2084 est la date phare (hommage au 1984 de Orwell, bien évidemment) d’un nouveau pays, l’Abistan, qui est dirigé par Abi, messager de Yölah, dieu tout-puissant dont le livre sacré, le Gkabul, guide les moindres faits et gestes des habitants. Dans ce pays, tout le monde vit sous haute surveillance, personne n’est autorisé à s’éloigner de son propre quartier. Les citoyens sont par ailleurs convaincus, moyennant force propagande, qu’il n’y a pas d’autre monde que l’Abistan, que leur pays est la planète entière.

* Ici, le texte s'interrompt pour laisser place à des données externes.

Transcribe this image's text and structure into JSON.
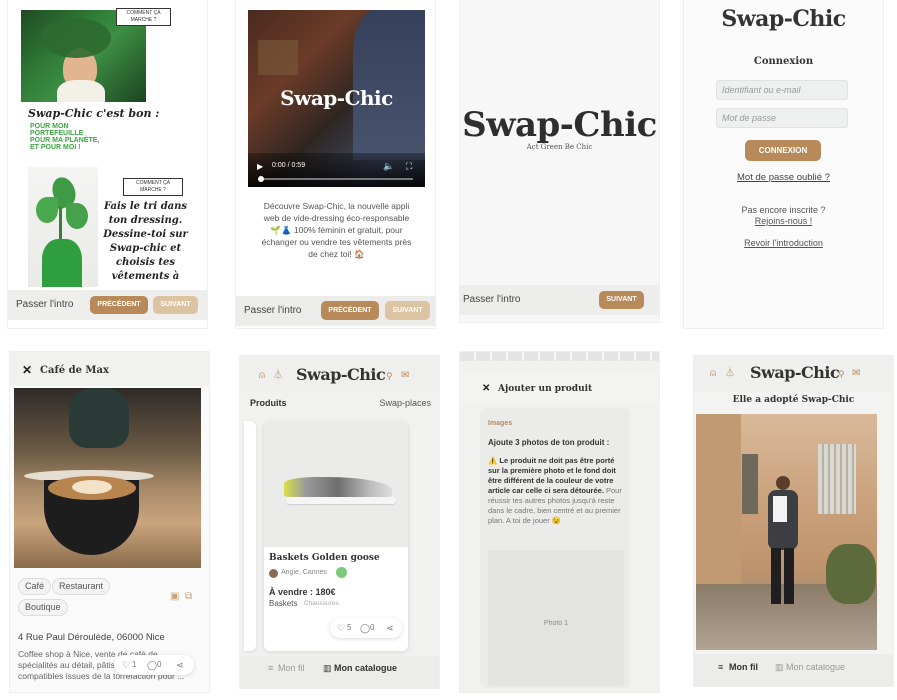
{
  "colors": {
    "accent": "#b88959",
    "accent_light": "#dcc3a1",
    "green": "#4caf50"
  },
  "s1": {
    "badge1": "COMMENT ÇA MARCHE ?",
    "tagline": "Swap-Chic c'est bon :",
    "green_lines": [
      "POUR MON",
      "PORTEFEUILLE",
      "POUR MA PLANÈTE,",
      "ET POUR MOI !"
    ],
    "badge2": "COMMENT ÇA MARCHE ?",
    "hand_lines": [
      "Fais le tri dans",
      "ton dressing.",
      "Dessine-toi sur",
      "Swap-chic et",
      "choisis tes",
      "vêtements à"
    ],
    "skip": "Passer l'intro",
    "prev": "PRÉCÉDENT",
    "next": "SUIVANT"
  },
  "s2": {
    "video_brand": "Swap-Chic",
    "time": "0:00 / 0:59",
    "desc": "Découvre Swap-Chic, la nouvelle appli web de vide-dressing éco-responsable 🌱👗 100% féminin et gratuit, pour échanger ou vendre tes vêtements près de chez toi! 🏠",
    "skip": "Passer l'intro",
    "prev": "PRÉCÉDENT",
    "next": "SUIVANT"
  },
  "s3": {
    "logo": "Swap-Chic",
    "tagline": "Act Green Be Chic",
    "skip": "Passer l'intro",
    "next": "SUIVANT"
  },
  "s4": {
    "logo": "Swap-Chic",
    "title": "Connexion",
    "login_placeholder": "Identifiant ou e-mail",
    "password_placeholder": "Mot de passe",
    "submit": "CONNEXION",
    "forgot": "Mot de passe oublié ?",
    "not_registered": "Pas encore inscrite ?",
    "join": "Rejoins-nous !",
    "back": "Revoir l'introduction"
  },
  "s5": {
    "title": "Café de Max",
    "tags": [
      "Café",
      "Restaurant",
      "Boutique"
    ],
    "address": "4 Rue Paul Déroulède, 06000 Nice",
    "desc": "Coffee shop à Nice, vente de café de spécialités au détail, pâtisseries, capsules compatibles issues de la torréfaction pour ... ",
    "likes": "1",
    "comments": "0"
  },
  "s6": {
    "logo": "Swap-Chic",
    "tab1": "Produits",
    "tab2": "Swap-places",
    "product_name": "Baskets Golden goose",
    "seller": "Angie, Cannes",
    "price": "À vendre : 180€",
    "category": "Baskets",
    "brand_tag": "Chaussures",
    "likes": "5",
    "comments": "0",
    "nav1": "Mon fil",
    "nav2": "Mon catalogue"
  },
  "s7": {
    "title": "Ajouter un produit",
    "section": "Images",
    "heading": "Ajoute 3 photos de ton produit :",
    "warning_bold": "⚠️ Le produit ne doit pas être porté sur la première photo et le fond doit être différent de la couleur de votre article car celle ci sera détourée.",
    "warning_rest": " Pour réussir tes autres photos jusqu'à reste dans le cadre, bien centré et au premier plan. A toi de jouer 😉",
    "photo_label": "Photo 1"
  },
  "s8": {
    "logo": "Swap-Chic",
    "title": "Elle a adopté Swap-Chic",
    "nav1": "Mon fil",
    "nav2": "Mon catalogue"
  }
}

Mais même dans cet univers fermé et contrôlé, il y a toujours un interstice par lequel la vérité finit par se glisser. La rumeur dit, par exemple, qu’il existerait une frontière qui limiterait l’Abistan et donnerait donc accès à un ailleurs. On entend aussi dire qu’il y aurait un sous-sol connu des autorités où une vie libre aurait cours. Quelques-uns vont donc rêver à ces échappatoires.
Bien sûr, les arabophones ne pourront s’empêcher d’entendre « Nabi » (prophète) derrière « Abi », « Allah » derrière « Yölah » et de traduire « Gkabul » par « soumission » et, du coup, de voir dans 2084 une critique sans nuances de l’islam. Or, le romancier, d’une efficacité narrative redoutable, finit son récit en faisant se rejoindre tous les fils perdus, de manière à bien souligner que le propos est plus vaste.

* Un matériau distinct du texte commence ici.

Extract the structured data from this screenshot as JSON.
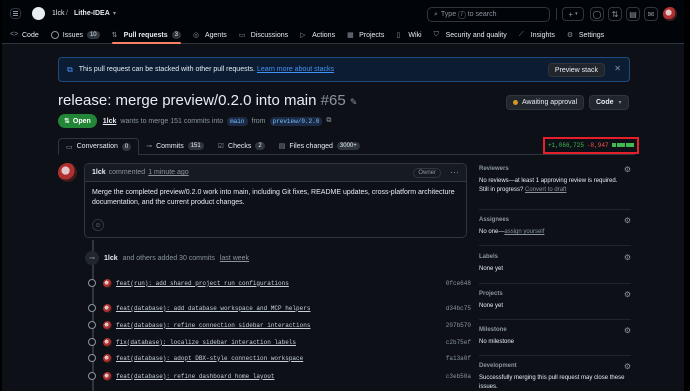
{
  "header": {
    "owner": "1lck",
    "repo": "Lithe-IDEA",
    "search_placeholder": "Type / to search",
    "search_key": "/"
  },
  "repo_nav": {
    "tabs": [
      {
        "label": "Code",
        "icon": "code-icon"
      },
      {
        "label": "Issues",
        "count": "10",
        "icon": "issue-icon"
      },
      {
        "label": "Pull requests",
        "count": "3",
        "icon": "pr-icon",
        "active": true
      },
      {
        "label": "Agents",
        "icon": "agent-icon"
      },
      {
        "label": "Discussions",
        "icon": "discussion-icon"
      },
      {
        "label": "Actions",
        "icon": "play-icon"
      },
      {
        "label": "Projects",
        "icon": "table-icon"
      },
      {
        "label": "Wiki",
        "icon": "book-icon"
      },
      {
        "label": "Security and quality",
        "icon": "shield-icon"
      },
      {
        "label": "Insights",
        "icon": "graph-icon"
      },
      {
        "label": "Settings",
        "icon": "gear-icon"
      }
    ]
  },
  "banner": {
    "text": "This pull request can be stacked with other pull requests.",
    "link": "Learn more about stacks",
    "button": "Preview stack"
  },
  "pr": {
    "title": "release: merge preview/0.2.0 into main",
    "number": "#65",
    "status": "Open",
    "author": "1lck",
    "meta_1": "wants to merge 151 commits into",
    "base": "main",
    "meta_2": "from",
    "head": "preview/0.2.0",
    "awaiting": "Awaiting approval",
    "code_button": "Code"
  },
  "pr_tabs": [
    {
      "label": "Conversation",
      "count": "0"
    },
    {
      "label": "Commits",
      "count": "151"
    },
    {
      "label": "Checks",
      "count": "2"
    },
    {
      "label": "Files changed",
      "count": "3000+"
    }
  ],
  "diffstat": {
    "additions": "+1,066,725",
    "deletions": "-8,947",
    "colors": {
      "add": "#3fb950",
      "del": "#f85149",
      "neutral": "#30363d"
    }
  },
  "comment": {
    "author": "1lck",
    "action": "commented",
    "time": "1 minute ago",
    "badge": "Owner",
    "body": "Merge the completed preview/0.2.0 work into main, including Git fixes, README updates, cross-platform architecture documentation, and the current product changes."
  },
  "timeline": {
    "author": "1lck",
    "summary": "and others added 30 commits",
    "when": "last week",
    "commits": [
      {
        "msg": "feat(run): add shared project run configurations",
        "sha": "0fce648"
      },
      {
        "msg": "feat(database): add database workspace and MCP helpers",
        "sha": "d34bc75"
      },
      {
        "msg": "feat(database): refine connection sidebar interactions",
        "sha": "207b570"
      },
      {
        "msg": "fix(database): localize sidebar interaction labels",
        "sha": "c2b75ef"
      },
      {
        "msg": "feat(database): adopt DBX-style connection workspace",
        "sha": "fa13a0f"
      },
      {
        "msg": "feat(database): refine dashboard home layout",
        "sha": "c3eb50a"
      }
    ]
  },
  "sidebar": {
    "reviewers_title": "Reviewers",
    "reviewers_text": "No reviews—at least 1 approving review is required.",
    "reviewers_text2": "Still in progress?",
    "reviewers_link": "Convert to draft",
    "assignees_title": "Assignees",
    "assignees_text": "No one—",
    "assignees_link": "assign yourself",
    "labels_title": "Labels",
    "labels_text": "None yet",
    "projects_title": "Projects",
    "projects_text": "None yet",
    "milestone_title": "Milestone",
    "milestone_text": "No milestone",
    "development_title": "Development",
    "development_text": "Successfully merging this pull request may close these issues."
  }
}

Sansal a fait un roman où chacun en prend pour son grade : les Daech de ce monde dont la lancée nous mènerait vers cette vie sous surveillance, mais aussi le croyant moyen qui autorise ce type de mouvement à lui faire tout croire, du moment que c’est emballé dans un discours sacré, les pays occidentaux qui bloquent les voyages par des visas et qu’un tel « Appareil » arrangerait finalement puisqu’il garderait les indésirables hors de leurs frontières…

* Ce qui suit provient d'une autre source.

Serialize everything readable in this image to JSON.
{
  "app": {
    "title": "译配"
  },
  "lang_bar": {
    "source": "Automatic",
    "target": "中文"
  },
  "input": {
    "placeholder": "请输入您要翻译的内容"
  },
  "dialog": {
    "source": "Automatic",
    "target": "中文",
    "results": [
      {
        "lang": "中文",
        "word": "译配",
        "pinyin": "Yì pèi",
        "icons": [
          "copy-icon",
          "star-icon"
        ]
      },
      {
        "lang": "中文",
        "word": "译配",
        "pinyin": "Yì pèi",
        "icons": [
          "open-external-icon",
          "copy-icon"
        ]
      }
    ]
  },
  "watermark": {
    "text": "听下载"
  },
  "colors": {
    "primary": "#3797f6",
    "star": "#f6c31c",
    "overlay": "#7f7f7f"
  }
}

Roman de science-fiction, roman engagé, roman-texte qui offre une brillante réflexion sur le langage et ses liens avec l’idéologie, qui examine l’importance de l’histoire et du passé alors même que des départements de sciences humaines sont fermés un peu partout dans le monde, mais aussi roman-fable où l’on suit le parcours d’Ati, héros simple et naïf qui chemine sur la voie du doute. Roman grinçant et d’une rude ironie. Enfin, roman optimiste, malgré tout, dans la mesure où même dans une telle grande noirceur, la lumière peut se faire et une porte s’ouvrir. À lire au plus vite.
2084
LA FIN DU MONDE
- Gallimard,
- 2015,
- Paris
207 pages
32,95 $
GRAND PRIX DU ROMAN DE L’ACADÉMIE FRANÇAISE MEILLEUR LIVRE DE L’ANNÉE 2015 (MAGAZINE LIRE)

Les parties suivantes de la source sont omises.